O problema, no entanto, é que um estudo publicado pela University of Mariland descobriu que esta tecnologia atribui mais emoções negativas a pessoas de certas etnias do que a outras. Além disso, muitas vezes a IA também não é sofisticada o suficiente, a ponto de entender as diferenças culturais na expressão e leitura de emoções, tornando mais difícil de se obter resultados e conclusões precisos.
Por exemplo, um sorriso em particular pode significar algo em um país e ter uma relevância completamente diferente em outra nação. Logo, a confusão sobre estes significados pode levar as empresas a tomarem decisões erradas, a confundirem os sinais e disseminarem ainda mais o preconceito emocional (consciente ou inconsciente), perpetuando estereótipos.
Relação empresa x funcionário: os impactos
Qualquer que seja o trabalho desempenhado por uma determinada organização, a realidade é que a comunicação tende a se tornar menos direta e mais impessoal quando o trabalho é digitalizado. Isso se dá graças aos aplicativos e outras tecnologias que estão desempenhando muitas das funções que as pessoas costumavam fazer, otimizando a eficiência, redesenhando os fluxos de trabalho, mas perdendo em empatia.

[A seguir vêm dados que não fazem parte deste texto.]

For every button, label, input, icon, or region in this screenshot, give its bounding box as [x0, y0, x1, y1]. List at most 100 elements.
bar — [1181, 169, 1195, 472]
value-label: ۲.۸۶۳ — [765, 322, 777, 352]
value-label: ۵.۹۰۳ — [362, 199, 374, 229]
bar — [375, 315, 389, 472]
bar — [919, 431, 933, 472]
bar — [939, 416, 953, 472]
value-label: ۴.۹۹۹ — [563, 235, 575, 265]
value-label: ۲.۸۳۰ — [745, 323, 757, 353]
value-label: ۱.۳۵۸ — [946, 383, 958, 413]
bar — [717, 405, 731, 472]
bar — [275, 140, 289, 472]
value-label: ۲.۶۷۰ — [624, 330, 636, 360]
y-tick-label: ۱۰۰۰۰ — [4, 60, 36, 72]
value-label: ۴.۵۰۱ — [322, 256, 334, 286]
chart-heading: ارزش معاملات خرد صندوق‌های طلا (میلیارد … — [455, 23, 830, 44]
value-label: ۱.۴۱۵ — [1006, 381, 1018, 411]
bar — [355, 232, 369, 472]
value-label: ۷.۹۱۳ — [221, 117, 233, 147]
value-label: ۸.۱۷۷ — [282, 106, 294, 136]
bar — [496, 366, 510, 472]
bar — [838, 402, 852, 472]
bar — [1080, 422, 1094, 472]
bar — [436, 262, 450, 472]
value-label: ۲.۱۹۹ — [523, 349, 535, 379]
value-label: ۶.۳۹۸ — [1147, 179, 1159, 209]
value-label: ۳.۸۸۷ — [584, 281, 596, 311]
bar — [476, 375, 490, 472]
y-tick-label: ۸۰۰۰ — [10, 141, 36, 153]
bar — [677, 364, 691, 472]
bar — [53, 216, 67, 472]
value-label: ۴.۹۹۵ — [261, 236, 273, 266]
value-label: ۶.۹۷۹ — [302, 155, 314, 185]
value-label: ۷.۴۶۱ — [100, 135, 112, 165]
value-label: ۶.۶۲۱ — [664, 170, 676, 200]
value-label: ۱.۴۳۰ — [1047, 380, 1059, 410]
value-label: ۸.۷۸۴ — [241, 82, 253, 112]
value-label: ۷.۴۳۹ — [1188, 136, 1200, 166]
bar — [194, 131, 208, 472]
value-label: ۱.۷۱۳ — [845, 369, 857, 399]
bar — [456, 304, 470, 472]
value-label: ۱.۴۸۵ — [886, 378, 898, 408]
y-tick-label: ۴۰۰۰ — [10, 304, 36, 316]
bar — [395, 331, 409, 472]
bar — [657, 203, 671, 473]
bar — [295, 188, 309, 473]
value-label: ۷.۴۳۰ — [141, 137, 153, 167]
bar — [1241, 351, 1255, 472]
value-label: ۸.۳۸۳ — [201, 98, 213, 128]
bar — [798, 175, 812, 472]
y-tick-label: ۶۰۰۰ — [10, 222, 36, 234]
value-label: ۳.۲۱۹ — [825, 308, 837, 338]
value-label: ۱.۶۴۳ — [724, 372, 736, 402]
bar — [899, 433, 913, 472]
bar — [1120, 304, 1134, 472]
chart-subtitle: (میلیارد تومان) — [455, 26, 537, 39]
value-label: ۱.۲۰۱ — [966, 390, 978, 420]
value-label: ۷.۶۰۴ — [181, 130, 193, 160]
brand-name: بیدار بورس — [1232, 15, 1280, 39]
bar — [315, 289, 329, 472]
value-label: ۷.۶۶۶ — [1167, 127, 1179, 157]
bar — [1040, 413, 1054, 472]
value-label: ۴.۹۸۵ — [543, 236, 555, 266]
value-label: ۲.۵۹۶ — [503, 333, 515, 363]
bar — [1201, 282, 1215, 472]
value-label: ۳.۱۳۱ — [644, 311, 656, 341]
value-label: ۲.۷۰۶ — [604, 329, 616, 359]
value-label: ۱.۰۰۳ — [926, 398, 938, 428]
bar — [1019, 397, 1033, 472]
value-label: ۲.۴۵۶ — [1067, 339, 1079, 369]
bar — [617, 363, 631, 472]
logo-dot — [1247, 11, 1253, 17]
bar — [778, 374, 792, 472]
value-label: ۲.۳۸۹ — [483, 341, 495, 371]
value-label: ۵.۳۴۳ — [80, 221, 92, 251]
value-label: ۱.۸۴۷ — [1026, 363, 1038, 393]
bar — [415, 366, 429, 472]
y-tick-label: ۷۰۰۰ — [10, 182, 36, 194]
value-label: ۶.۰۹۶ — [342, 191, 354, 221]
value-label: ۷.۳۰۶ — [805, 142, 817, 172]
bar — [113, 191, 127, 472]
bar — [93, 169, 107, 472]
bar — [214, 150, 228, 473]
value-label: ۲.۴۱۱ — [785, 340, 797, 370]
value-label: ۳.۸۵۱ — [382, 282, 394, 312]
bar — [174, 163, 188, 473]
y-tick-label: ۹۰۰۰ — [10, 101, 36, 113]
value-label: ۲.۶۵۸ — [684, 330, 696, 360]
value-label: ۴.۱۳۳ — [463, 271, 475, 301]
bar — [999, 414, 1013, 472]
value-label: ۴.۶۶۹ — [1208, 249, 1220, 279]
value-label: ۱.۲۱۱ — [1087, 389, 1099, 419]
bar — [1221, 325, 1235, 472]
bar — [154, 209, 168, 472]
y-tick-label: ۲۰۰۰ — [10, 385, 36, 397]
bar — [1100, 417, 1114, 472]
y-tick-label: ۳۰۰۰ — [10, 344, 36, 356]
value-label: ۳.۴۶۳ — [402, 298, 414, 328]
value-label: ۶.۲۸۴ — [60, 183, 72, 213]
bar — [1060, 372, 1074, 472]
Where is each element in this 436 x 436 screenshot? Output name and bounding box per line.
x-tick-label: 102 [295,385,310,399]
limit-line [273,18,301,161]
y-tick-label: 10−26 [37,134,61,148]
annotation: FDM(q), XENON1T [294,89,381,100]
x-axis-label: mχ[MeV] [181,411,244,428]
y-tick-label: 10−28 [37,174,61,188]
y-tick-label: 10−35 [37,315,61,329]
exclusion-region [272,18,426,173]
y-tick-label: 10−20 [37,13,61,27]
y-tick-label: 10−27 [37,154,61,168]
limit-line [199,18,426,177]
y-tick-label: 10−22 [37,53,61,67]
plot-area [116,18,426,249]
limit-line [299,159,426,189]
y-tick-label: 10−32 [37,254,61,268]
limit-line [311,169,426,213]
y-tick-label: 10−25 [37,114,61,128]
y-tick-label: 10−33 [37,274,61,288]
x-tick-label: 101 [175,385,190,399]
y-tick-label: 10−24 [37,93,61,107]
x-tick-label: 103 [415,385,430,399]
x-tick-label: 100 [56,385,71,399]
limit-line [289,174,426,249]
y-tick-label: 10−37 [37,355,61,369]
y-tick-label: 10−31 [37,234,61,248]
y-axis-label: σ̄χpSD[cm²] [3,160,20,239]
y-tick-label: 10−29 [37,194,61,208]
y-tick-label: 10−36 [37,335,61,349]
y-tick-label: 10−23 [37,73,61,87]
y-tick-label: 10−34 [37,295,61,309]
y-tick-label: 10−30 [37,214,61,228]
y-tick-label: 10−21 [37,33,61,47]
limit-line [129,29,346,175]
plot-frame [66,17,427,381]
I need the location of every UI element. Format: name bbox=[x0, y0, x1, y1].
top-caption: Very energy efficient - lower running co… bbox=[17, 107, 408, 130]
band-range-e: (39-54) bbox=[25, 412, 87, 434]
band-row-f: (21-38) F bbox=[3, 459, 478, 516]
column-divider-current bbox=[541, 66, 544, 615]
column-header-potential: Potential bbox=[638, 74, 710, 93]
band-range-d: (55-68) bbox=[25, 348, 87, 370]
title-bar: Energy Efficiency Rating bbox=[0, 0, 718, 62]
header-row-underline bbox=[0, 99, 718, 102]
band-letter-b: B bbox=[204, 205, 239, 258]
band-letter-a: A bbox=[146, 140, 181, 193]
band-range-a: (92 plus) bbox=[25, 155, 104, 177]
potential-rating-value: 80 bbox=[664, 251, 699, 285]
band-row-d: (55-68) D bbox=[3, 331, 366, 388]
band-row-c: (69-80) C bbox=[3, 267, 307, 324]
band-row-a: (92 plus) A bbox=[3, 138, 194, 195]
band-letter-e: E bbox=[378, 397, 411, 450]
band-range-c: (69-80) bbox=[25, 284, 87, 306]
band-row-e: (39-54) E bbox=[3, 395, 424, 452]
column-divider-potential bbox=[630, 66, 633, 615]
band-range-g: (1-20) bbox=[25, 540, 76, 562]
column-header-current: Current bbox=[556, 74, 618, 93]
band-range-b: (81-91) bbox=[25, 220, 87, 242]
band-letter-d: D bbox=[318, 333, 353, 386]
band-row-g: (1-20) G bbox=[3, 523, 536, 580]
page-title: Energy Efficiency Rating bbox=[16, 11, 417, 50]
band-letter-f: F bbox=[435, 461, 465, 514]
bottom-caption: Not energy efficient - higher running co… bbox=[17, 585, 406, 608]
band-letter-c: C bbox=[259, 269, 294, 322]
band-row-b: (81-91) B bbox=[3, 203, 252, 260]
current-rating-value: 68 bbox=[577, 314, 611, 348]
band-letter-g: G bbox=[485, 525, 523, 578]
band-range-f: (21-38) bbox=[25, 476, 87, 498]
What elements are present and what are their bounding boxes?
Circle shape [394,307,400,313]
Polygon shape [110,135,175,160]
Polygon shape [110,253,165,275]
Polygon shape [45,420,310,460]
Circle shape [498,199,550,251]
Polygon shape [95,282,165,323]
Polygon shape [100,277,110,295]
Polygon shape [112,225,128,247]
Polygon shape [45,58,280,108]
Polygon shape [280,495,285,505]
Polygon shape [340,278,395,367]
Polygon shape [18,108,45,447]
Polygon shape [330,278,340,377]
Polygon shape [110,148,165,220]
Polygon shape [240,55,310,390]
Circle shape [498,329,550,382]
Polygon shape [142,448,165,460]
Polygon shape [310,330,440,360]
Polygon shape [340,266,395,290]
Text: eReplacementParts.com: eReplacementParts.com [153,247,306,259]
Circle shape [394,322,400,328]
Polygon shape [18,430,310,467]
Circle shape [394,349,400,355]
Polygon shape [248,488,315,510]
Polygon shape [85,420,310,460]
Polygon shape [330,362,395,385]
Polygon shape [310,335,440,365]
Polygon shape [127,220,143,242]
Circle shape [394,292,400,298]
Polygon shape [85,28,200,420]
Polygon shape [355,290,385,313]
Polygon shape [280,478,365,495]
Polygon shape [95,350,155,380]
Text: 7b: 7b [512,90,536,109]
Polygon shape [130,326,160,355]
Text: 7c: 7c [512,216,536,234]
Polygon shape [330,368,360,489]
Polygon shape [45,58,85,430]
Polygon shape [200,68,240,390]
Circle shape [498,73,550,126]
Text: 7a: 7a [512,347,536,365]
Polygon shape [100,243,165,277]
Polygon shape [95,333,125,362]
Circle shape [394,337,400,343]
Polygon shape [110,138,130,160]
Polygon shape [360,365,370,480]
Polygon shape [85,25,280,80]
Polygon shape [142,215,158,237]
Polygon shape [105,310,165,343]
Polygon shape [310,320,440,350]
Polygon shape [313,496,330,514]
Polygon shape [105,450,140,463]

Este, inclusive, não é um problema simples de ser solucionado. Afinal, não é possível voltar no tempo na transformação digital a fim de evitar que o avanço ocorra e também não se torna hábil abrir mão desta modernidade, arriscando o sucesso da empresa.
Para piorar, por causa da Covid-19, muitos funcionários passaram a trabalhar em condições extraordinariamente estressantes. Muitos deles estão isolados e, consequentemente, sendo forçados a lidar com as novas tecnologias rapidamente. Tudo isso enquanto estão preocupados com seus empregos, sua saúde e seus entes queridos.
Logo, a realidade é que as organizações não precisam que seus colaboradores trabalhem mais. Mas, sim, precisam que sejam valorizados, respeitados e ouvidos, tendo as relações humanas intimamente relacionadas a trocas de emoções e ao relacionamento empresa x funcionário.
Felizmente, ainda existem algumas maneiras de manter a importância da experiência humana em destaque, mesmo enquanto as corporações tentam manter suas operações. Para tal, o principal ponto é considerar o mindset de Hamilton Frausto e compreender que é preciso humanizar o robô e desrobotizar os humanos.
De fato, atualmente, as pessoas ficam entusiasmadas ao ver um robô falar ou expressar emoções e os cientistas comemoram quando as máquinas podem simular algo tão próximo do que pode ser considerada inteligência humana.
No entanto, é importante entender que o que nos torna humanos é a nossa consciência, ou seja, somos capazes de nos perceber como nós mesmos e de expor emoções diante de diferentes contextos e gatilhos.
Logo, se as máquinas se tornassem inteligentes o suficiente para pensar em si mesmas como o que quer que sejam no mundo, elas se qualificariam como “seres inteligentes”? Os seres humanos seriam apenas algumas versões hibridizadas de seres artificiais? O questionamento fica em aberto.